Theoretical study of the electronic structure of XCCP molecules (X = H, F, Cl, Br, I): carbene vs. phosphinidene

Abstract

The molecular and electronic structures of XCCP molecules, with X = H, F, Cl, Br and I, were investigated using both unrestricted and restricted CCSD(T), CASSCF/CASPT2 and B3LYP methods, with basis sets up to 6-311++G(3df,2p) and cc-pVTZ. Our results indicate that these molecules possess two distinct types of electronic structure, namely phosphinidene and carbene. The triplet phosphinidene is clearly favoured over the singlet carbene.

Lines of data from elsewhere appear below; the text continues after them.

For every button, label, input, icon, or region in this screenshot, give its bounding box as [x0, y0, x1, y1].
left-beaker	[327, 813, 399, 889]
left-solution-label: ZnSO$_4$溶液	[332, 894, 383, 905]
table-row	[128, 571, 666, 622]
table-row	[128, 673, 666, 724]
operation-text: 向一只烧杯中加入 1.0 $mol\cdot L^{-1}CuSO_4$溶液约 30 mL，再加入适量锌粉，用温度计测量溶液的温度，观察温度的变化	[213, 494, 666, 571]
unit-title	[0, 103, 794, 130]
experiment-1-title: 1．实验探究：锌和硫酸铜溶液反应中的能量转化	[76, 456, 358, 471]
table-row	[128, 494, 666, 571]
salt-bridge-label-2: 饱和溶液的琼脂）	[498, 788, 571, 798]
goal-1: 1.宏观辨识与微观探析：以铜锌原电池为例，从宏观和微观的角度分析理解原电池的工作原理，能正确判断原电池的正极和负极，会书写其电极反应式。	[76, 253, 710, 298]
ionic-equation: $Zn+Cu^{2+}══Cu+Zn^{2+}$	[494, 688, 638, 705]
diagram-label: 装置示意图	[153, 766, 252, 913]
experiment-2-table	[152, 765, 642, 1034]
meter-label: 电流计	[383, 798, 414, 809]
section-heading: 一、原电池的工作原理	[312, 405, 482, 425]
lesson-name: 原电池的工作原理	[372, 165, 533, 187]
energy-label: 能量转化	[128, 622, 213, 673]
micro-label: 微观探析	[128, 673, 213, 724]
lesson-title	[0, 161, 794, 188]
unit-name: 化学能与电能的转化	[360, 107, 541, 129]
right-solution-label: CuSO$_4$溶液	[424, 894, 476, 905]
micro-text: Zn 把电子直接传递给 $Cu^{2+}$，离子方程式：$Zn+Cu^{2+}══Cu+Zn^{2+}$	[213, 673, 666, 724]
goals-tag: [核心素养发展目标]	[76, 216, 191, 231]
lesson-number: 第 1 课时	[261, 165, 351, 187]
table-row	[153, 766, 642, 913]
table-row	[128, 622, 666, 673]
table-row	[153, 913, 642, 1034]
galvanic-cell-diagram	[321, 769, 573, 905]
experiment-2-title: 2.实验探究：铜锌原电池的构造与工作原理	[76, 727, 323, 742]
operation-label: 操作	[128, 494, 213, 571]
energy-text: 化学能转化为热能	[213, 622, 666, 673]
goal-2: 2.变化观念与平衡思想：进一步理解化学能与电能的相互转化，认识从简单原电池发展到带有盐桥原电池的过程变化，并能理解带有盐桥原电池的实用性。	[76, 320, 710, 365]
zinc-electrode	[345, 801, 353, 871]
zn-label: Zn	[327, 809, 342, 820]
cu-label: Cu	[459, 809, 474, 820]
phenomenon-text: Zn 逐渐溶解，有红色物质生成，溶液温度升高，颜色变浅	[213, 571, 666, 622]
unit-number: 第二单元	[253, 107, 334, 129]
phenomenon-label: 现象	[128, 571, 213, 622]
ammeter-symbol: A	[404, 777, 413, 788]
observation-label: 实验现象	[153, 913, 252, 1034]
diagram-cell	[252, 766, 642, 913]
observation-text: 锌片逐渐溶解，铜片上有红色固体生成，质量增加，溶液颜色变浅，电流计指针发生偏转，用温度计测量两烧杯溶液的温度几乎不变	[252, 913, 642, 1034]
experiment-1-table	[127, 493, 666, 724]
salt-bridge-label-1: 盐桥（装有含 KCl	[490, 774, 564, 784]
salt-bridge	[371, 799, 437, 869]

In the ethynyl-phosphinidene (X–CC–P) framework, both triplet and open-shell singlet states feature a linear geometry (3Σ−); the corresponding singlet–triplet energy gaps vary from 70 to 80 kJ mol−1. Except for the closed-shell singlet of HCCP which is also linear, the phosphaethynyl-halocarbenes (X–C–CP) are characterized by a bent form (1A′) with rather small barriers to linearity. The standard heats of formation (ΔfH° at 298.15 K) of the triplet phosphinidenes have been evaluated as follows (values in kJ mol−1): HCC–P, 421; FCC–P, 292; ClCC–P, 420; BrCC–P, 465; and ICC–P, 569.